Created on 11-27-201908:58 AM - edited 09-16-202201:45 AM
Traditional Prometheus Architecture
(Image Courtesy: https://prometheus.io/docs/introduction/overview/) Prometheus is great. It has a huge number of integrations and provides a great metric monitoring platform, especially when working with Kubernetes. However, it does have a few shortcomings. The aim of this alternative architecture is to preserve the best parts of Prometheus while augmenting its weaker points with more powerful technologies.
The service discovery and metric scraping framework in Prometheus is its greatest strength, but it is greatly limited by its tight coupling to the TSDB system inside Prometheus. While it is possible to replace the TSDB inside Prometheus with an external database, the data retrieval process only supports writing into this one database.
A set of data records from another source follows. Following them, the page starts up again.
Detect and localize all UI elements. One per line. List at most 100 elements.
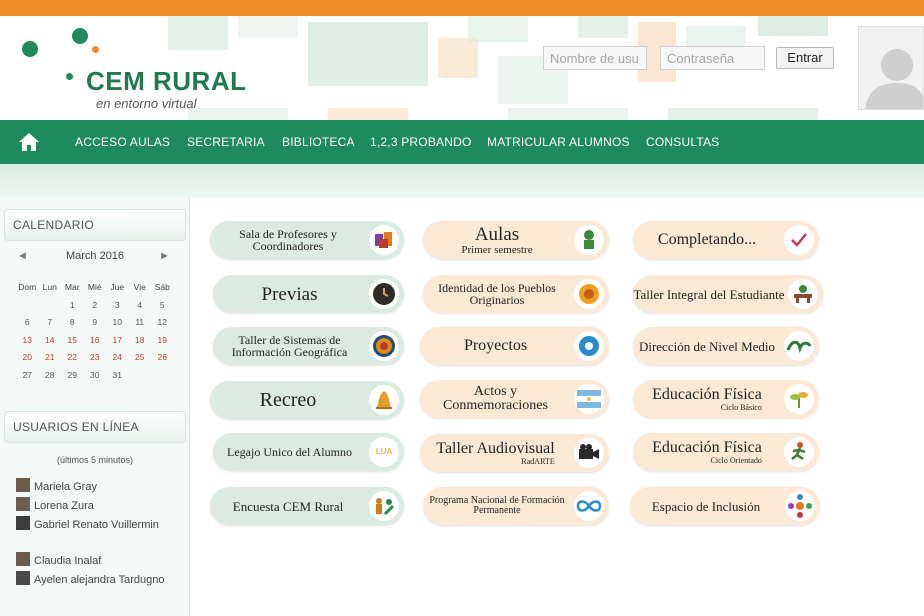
calendar-day[interactable]: 16 xyxy=(84,332,107,350)
online-user[interactable]: Mariela Gray xyxy=(16,478,186,495)
nav-item-matricular-alumnos[interactable]: MATRICULAR ALUMNOS xyxy=(487,120,630,164)
calendar-day[interactable]: 29 xyxy=(61,367,84,385)
calendar-week: 13 14 15 16 17 18 19 xyxy=(16,332,176,350)
calendar-day[interactable]: 3 xyxy=(106,297,129,315)
calendar-day[interactable]: 1 xyxy=(61,297,84,315)
calendar-day[interactable]: 18 xyxy=(129,332,152,350)
tile-recreo[interactable]: Recreo xyxy=(210,381,404,419)
calendar-day[interactable]: 11 xyxy=(129,314,152,332)
calendar-day[interactable]: 5 xyxy=(151,297,174,315)
tile-direccion[interactable]: Dirección de Nivel Medio xyxy=(633,327,819,365)
tile-subtitle: Primer semestre xyxy=(461,243,533,256)
nav-item-secretaria[interactable]: SECRETARIA xyxy=(187,120,265,164)
nav-item-acceso-aulas[interactable]: ACCESO AULAS xyxy=(75,120,170,164)
calendar-day[interactable]: 7 xyxy=(39,314,62,332)
calendar-day[interactable]: 30 xyxy=(84,367,107,385)
tile-espacio-inclusion[interactable]: Espacio de Inclusión xyxy=(630,487,820,525)
logo-subtitle: en entorno virtual xyxy=(96,96,197,111)
username-input[interactable]: Nombre de usu xyxy=(543,46,647,70)
network-icon xyxy=(785,491,815,521)
tile-label: Previas xyxy=(261,283,318,305)
tile-programa-nacional[interactable]: Programa Nacional de Formación Permanent… xyxy=(423,487,609,525)
tile-taller-sig[interactable]: Taller de Sistemas de Información Geográ… xyxy=(213,327,404,365)
tile-label: Taller Audiovisual RadARTE xyxy=(436,439,555,466)
calendar-day[interactable]: 4 xyxy=(129,297,152,315)
calendar-day[interactable]: 25 xyxy=(129,349,152,367)
calendar-day[interactable]: 31 xyxy=(106,367,129,385)
weekday-label: Mié xyxy=(87,282,102,292)
tile-educacion-fisica-basico[interactable]: Educación Física Ciclo Básico xyxy=(633,380,819,418)
tile-title: Educación Física xyxy=(652,438,762,456)
home-icon[interactable] xyxy=(18,132,40,152)
nav-item-biblioteca[interactable]: BIBLIOTECA xyxy=(282,120,355,164)
calendar-day[interactable]: 6 xyxy=(16,314,39,332)
calendar-day xyxy=(151,367,174,385)
online-user-name[interactable]: Ayelen alejandra Tardugno xyxy=(34,574,164,586)
online-user[interactable]: Claudia Inalaf xyxy=(16,552,186,569)
sub-nav-band xyxy=(0,164,924,198)
calendar-day[interactable]: 10 xyxy=(106,314,129,332)
calendar-day[interactable]: 23 xyxy=(84,349,107,367)
top-accent-bar xyxy=(0,0,924,16)
calendar-day[interactable]: 8 xyxy=(61,314,84,332)
tile-title: Taller Audiovisual xyxy=(436,439,555,457)
online-user-name[interactable]: Lorena Zura xyxy=(34,500,94,512)
calendar-day[interactable]: 20 xyxy=(16,349,39,367)
calendar-day[interactable]: 15 xyxy=(61,332,84,350)
enter-button[interactable]: Entrar xyxy=(776,47,834,69)
tile-sala-profesores[interactable]: Sala de Profesores y Coordinadores xyxy=(210,221,404,259)
tile-educacion-fisica-orientado[interactable]: Educación Física Ciclo Orientado xyxy=(633,433,819,471)
online-users-heading: USUARIOS EN LÍNEA xyxy=(4,411,186,443)
next-month-icon[interactable]: ► xyxy=(159,250,170,262)
tile-label: Proyectos xyxy=(463,337,528,354)
calendar-heading: CALENDARIO xyxy=(4,209,186,241)
calendar-day[interactable]: 22 xyxy=(61,349,84,367)
calendar-day[interactable]: 21 xyxy=(39,349,62,367)
nav-item-probando[interactable]: 1,2,3 PROBANDO xyxy=(370,120,472,164)
calendar-day[interactable]: 24 xyxy=(106,349,129,367)
logo-dot xyxy=(66,73,73,80)
tile-aulas[interactable]: Aulas Primer semestre xyxy=(423,221,609,259)
checkmark-icon xyxy=(784,225,814,255)
tile-identidad[interactable]: Identidad de los Pueblos Originarios xyxy=(423,275,609,313)
tile-label: Educación Física Ciclo Orientado xyxy=(652,438,762,465)
password-input[interactable]: Contraseña xyxy=(660,46,765,70)
nav-item-consultas[interactable]: CONSULTAS xyxy=(646,120,719,164)
calendar-day[interactable]: 17 xyxy=(106,332,129,350)
calendar-day[interactable]: 12 xyxy=(151,314,174,332)
online-user[interactable]: Lorena Zura xyxy=(16,497,186,514)
online-user-name[interactable]: Gabriel Renato Vuillermin xyxy=(34,519,159,531)
logo-dot xyxy=(92,46,99,53)
calendar-weekdays: Dom Lun Mar Mié Jue Vie Sáb xyxy=(16,279,176,297)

The greatest strength of Prometheus, the service discovery and metric scraping framework, can now be used within Apache NiFi with the introduction of the GetPrometheusMetrics processor. This processor uses cgo and JNI to leverage the actual Prometheus libraries for service discovery and metric scraping. The standard Prometheus YML configurations are provided to the processor and JSON data is output as it scrapes metrics from configured and/or discovered endpoints. When combined with NiFi’s HTTP listener processors, the entire data ingestion portion of Prometheus can be embedded within NiFi.
The advantage of NiFi for data ingestion is that it comes with a rich set of processors for transforming, filtering, routing, and publishing data, potentially to many different places. The ability to load data into the data store (or data stores) of choice increases extensibility and enables more advanced analytics.
One good option for the datastore is Apache Druid. Druid was built for both real-time and historical analytics at scale (ingest of millions of events per second plus petabytes of history). It is supported by many dashboarding tools natively (such as Grafana or Superset), and it supports SQL through JDBC, making it accessible from a wide array of tools (such as Tableau). Druid addresses the scalability issues of the built-in TSDB while still providing a similar user experience and increasing extensibility to more user interfaces.
The option of sending scraped data to many locations provides an easy way to integrate with other monitoring frameworks, or to perform advanced analytics and machine learning. For example, loading metrics into Kafka makes it accessible in real-time to stream processing engines (like Apache Flink), function as a service engines (like OpenWhisk), and custom microservices.
With this architecture it is now possible to apply ML to Prometheus-scaped metrics in real-time and to activate functions when anomalies are found.